Nach den Zeitumstellungen im Frühjahr und Herbst steigt einer neuen Studie zufolge die Zahl der Unfallverletzten: In den vier Wochen nach dem Wechsel von Winter- zu Sommerzeit etwa nimmt die Zahl der verletzten Motorradfahrer um 42 Prozent zu, nach der Umstellung von Sommer- zu Winterzeit steigt die der verunglücken Fußgänger um fast 30 Prozent an. Das geht aus einer britischen Studie hervor, die am Mittwoch auf dem Europäischen Orthopädiekongress EFORT in Berlin präsentiert wurde. Die Forscher hatten darin jedoch nur die Tageszeiten berücksichtigt, an denen sich die Lichtverhältnisse durch den Wechsel änderten. Die Vorbeugung von Verkehrsunfällen ist ein Schwerpunkt des Kongresses mit rund 7000 Teilnehmern.
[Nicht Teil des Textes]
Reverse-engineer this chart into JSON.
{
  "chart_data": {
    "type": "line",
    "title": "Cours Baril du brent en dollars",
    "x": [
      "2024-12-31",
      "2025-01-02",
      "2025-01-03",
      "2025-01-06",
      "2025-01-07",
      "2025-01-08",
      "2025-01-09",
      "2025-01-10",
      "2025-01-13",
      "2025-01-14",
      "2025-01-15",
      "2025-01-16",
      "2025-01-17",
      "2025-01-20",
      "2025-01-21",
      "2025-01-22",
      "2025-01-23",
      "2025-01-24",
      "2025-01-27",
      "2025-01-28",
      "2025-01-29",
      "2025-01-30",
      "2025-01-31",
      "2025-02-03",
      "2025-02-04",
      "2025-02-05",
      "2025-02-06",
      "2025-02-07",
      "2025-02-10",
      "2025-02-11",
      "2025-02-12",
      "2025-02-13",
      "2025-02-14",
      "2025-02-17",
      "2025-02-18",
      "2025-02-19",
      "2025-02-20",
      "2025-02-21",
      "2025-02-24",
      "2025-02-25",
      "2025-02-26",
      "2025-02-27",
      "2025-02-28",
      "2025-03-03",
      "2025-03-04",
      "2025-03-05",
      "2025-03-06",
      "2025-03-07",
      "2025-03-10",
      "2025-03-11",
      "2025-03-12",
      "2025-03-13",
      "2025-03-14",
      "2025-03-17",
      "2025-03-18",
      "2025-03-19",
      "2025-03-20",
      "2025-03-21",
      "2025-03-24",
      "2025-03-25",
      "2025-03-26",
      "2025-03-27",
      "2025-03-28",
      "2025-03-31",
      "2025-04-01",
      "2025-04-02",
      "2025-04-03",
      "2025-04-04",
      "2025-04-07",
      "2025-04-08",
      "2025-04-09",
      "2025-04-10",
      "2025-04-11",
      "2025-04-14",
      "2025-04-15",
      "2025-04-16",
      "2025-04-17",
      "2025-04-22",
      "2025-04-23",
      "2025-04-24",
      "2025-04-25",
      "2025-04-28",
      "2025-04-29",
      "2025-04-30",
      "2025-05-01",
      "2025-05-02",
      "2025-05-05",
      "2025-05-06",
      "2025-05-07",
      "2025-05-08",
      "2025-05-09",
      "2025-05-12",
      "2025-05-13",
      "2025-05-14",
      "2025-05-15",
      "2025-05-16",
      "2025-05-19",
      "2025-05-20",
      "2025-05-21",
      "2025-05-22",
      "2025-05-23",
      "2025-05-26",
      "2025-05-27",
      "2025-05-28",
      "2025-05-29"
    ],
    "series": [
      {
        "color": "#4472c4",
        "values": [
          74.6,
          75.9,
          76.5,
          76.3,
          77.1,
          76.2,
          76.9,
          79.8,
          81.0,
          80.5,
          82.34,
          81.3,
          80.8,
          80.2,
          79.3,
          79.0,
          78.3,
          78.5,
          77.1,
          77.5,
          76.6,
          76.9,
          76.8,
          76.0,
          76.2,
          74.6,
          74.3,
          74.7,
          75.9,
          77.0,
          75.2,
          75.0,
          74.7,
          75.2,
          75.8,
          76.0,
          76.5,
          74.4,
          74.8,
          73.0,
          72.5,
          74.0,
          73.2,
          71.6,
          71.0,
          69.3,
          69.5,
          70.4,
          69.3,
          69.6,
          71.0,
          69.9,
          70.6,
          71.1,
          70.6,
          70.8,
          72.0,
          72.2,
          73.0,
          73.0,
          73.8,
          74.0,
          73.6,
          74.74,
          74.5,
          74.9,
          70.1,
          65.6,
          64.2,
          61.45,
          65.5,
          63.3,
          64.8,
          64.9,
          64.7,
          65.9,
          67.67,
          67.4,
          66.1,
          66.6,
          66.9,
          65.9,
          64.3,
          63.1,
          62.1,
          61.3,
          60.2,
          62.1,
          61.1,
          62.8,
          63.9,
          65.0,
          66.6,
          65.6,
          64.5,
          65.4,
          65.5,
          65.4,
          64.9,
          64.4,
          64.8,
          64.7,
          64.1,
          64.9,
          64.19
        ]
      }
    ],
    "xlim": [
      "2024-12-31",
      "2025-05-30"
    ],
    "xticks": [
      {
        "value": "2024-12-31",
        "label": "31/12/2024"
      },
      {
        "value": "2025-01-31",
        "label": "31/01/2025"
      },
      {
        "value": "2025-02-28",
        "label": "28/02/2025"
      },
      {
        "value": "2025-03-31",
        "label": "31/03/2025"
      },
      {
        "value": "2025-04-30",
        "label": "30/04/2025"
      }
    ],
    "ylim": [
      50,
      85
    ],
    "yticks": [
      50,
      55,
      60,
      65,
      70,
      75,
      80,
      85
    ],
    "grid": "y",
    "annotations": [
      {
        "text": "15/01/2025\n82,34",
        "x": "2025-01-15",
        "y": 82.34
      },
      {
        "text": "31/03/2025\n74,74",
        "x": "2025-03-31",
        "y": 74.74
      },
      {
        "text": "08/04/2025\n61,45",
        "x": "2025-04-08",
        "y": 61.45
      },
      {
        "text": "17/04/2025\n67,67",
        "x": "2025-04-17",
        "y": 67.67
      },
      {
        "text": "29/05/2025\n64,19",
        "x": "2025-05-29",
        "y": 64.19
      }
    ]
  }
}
Die Studie ist den Angaben zufolge die erste, die den Effekt der Zeitumstellung nach Verkehrsteilnehmern differenziert: Untersucht wurden alle Unfälle mit tödlichen oder schweren Verletzungen, die das britische Department of Transport zwischen 1996 und 2006 sammelte, und die je vier Wochen vor und nach der Zeitumstellung um den Sonnenaufgang und -untergang herum geschahen.
Die Forscher berücksichtigten jedoch nicht, wie stark sich die Zahl der Motorradfahrer nach der Zeitumstellung im Frühjahr allein aufgrund des wärmeren Wetters erhöhte. So stieg die Zahl der Motorradunfälle etwa bei der Zeitumstellung im Herbst nicht an. Allerdings gab es da mehr verletzte Fußgänger.